大学の入学手続き会場は9時頃に開くので、私たちは朝4時台に到着する大垣夜行に乗っても、6時間近くを東京近郊で過ごす必要があった。このため私たちは用事もないのに、開通したばかりの京葉線の始発列車に乗って、当時の終点だった千葉みなとまで行き、さらに引き返して南船橋から武蔵野線に乗って、満員の通勤電車を武蔵浦和まで。そこから埼京線に乗りかえて池袋に行くというマニアックな計画を立てた。これで高田馬場にある大学へは、朝ごはんを食べても一番に到着できる。帰りはいくらなんでも新幹線で、この時その後どのようにして時間をつぶしたかは思い出せない。
問題は大垣を出発する夜の10時頃まで、どうやって過ごすかということである。「青春18きっぷ」は日付が変わってから丸一日が有効なので勿体無い、ということになり、誰が決めたか忘れたが、丹後半島をローカル線の旅をしようということになった。大阪駅に集合した私たち4人は、たしかそのまま姫路に向かい、そこから播但線に乗って豊岡へ出た。この区間は結構な混み具合で、春とはいえ肌寒い中をコトコトと走る。窓ガラスが曇り、私も眠っていたと思う。

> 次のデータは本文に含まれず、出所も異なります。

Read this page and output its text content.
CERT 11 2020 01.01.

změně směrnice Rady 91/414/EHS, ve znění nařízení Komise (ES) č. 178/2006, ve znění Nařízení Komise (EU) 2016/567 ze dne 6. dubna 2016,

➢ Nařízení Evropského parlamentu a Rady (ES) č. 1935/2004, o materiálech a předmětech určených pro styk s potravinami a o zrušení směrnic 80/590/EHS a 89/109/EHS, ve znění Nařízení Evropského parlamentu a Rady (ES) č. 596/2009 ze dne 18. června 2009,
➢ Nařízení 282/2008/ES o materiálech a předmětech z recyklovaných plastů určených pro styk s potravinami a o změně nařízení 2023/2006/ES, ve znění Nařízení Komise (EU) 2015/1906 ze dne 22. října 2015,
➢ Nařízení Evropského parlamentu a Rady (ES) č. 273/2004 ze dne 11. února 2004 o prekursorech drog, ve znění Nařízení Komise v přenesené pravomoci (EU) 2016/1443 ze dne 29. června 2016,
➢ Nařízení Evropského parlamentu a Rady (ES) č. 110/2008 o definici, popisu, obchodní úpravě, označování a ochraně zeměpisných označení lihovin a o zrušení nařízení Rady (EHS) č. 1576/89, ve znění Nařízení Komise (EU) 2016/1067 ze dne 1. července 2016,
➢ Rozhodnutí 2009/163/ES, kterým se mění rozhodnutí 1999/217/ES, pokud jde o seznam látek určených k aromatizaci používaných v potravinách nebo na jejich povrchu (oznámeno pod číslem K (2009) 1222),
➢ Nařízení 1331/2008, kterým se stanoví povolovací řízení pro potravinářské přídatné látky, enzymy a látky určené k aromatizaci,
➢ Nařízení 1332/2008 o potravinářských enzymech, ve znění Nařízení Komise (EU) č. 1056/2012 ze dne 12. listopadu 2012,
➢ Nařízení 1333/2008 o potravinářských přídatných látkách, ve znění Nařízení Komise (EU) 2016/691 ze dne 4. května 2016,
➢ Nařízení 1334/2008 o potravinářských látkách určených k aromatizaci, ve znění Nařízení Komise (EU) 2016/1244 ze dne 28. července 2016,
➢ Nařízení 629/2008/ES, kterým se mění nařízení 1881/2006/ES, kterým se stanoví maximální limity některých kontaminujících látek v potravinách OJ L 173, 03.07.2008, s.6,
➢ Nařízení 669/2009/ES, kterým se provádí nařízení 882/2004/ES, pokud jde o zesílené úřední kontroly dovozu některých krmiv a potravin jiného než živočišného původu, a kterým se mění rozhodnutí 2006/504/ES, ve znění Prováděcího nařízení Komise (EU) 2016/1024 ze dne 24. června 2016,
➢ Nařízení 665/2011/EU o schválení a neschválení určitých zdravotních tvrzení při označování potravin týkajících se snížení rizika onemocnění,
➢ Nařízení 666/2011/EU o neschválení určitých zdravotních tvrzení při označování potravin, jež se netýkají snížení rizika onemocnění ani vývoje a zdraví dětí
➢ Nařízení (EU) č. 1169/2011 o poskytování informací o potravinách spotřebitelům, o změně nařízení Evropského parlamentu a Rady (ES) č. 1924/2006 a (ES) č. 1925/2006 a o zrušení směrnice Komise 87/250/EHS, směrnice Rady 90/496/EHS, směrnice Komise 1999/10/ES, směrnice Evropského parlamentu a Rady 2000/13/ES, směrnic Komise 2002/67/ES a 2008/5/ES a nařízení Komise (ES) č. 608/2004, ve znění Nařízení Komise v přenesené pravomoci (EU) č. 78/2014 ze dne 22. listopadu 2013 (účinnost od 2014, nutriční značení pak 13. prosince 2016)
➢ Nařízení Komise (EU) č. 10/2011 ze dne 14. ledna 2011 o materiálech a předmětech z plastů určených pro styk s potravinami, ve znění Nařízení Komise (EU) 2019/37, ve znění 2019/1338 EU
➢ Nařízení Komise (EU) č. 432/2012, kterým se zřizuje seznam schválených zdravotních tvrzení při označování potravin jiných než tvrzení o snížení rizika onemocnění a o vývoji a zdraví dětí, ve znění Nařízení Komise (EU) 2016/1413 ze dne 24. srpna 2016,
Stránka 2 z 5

豊岡からは宮津線の乗り換え、丹後半島を一周する。現在は北近畿タンゴ鉄道というそうだが、当時は国鉄宮津線で、ここも結構混んでいた。峰山という一番大きな駅を通ったのを覚えている。ここは野村克也の生まれたところである。
終点の西舞鶴から舞鶴線で綾部に出て、そこからは京都まで山陰本線。これで夕方になった。どの線も結構な混雑で私はなんでこんなことをしているのだろうと虚しくなった。同行の連中もみなおしだまったまま、東海道本線に乗り換え、列車は夜の大垣に着いた。
大垣発の夜行普通列車は、このあとJRになってからも2回ほど利用している。1回目は大学3年生の春で、自動車運転免許取得のための合宿に向かう1990年の3月だった。私と高校時代の友人のU君は、山形県の赤湯温泉の宿舎に滞在することになり、やはり出費を抑えるべくこの列車を利用した。嬉しい事に朝一番の東北本線に乗ることで、福島から奥羽本線に乗り換えて午後には赤湯駅へ到着した。
その次は同じ1989年の7月であった。このときはインドへの海外旅行の出発時で、私が利用する航空会社の飛行機は成田空港発着だった。私は料金を安くあげる必要と、午前11時には空港へついていなければならないことなどからこの列車を利用したのだった。ただこの時は片道のみの利用だったから、私はグリーン車を利用した。
大垣夜行はこのようにJR時代になっても走っていたが、とうとう2009年には臨時列車となってしまった。愛称も「ながら」というもので、長良川からとった名称だとは思うが私には愛着を感じない。いやそもそも鉄道旅行という変な旅行も、私が大学に入るとあまりしなくなってしまった。高校生の時とは違って、ただ鉄道に乗るだけの旅行は、もはや楽しみではなくなった。加えて全国のローカル線が廃止の憂き目に合うことの寂しさがあ、このことを助長した。大学に入ると私は、かねてから行きたかった北海道へ旅行し、これがほとんど最後の鉄道旅行となった。国鉄最後の日は、私が大学に入学した日には、わずか1年後に控えていたのだった。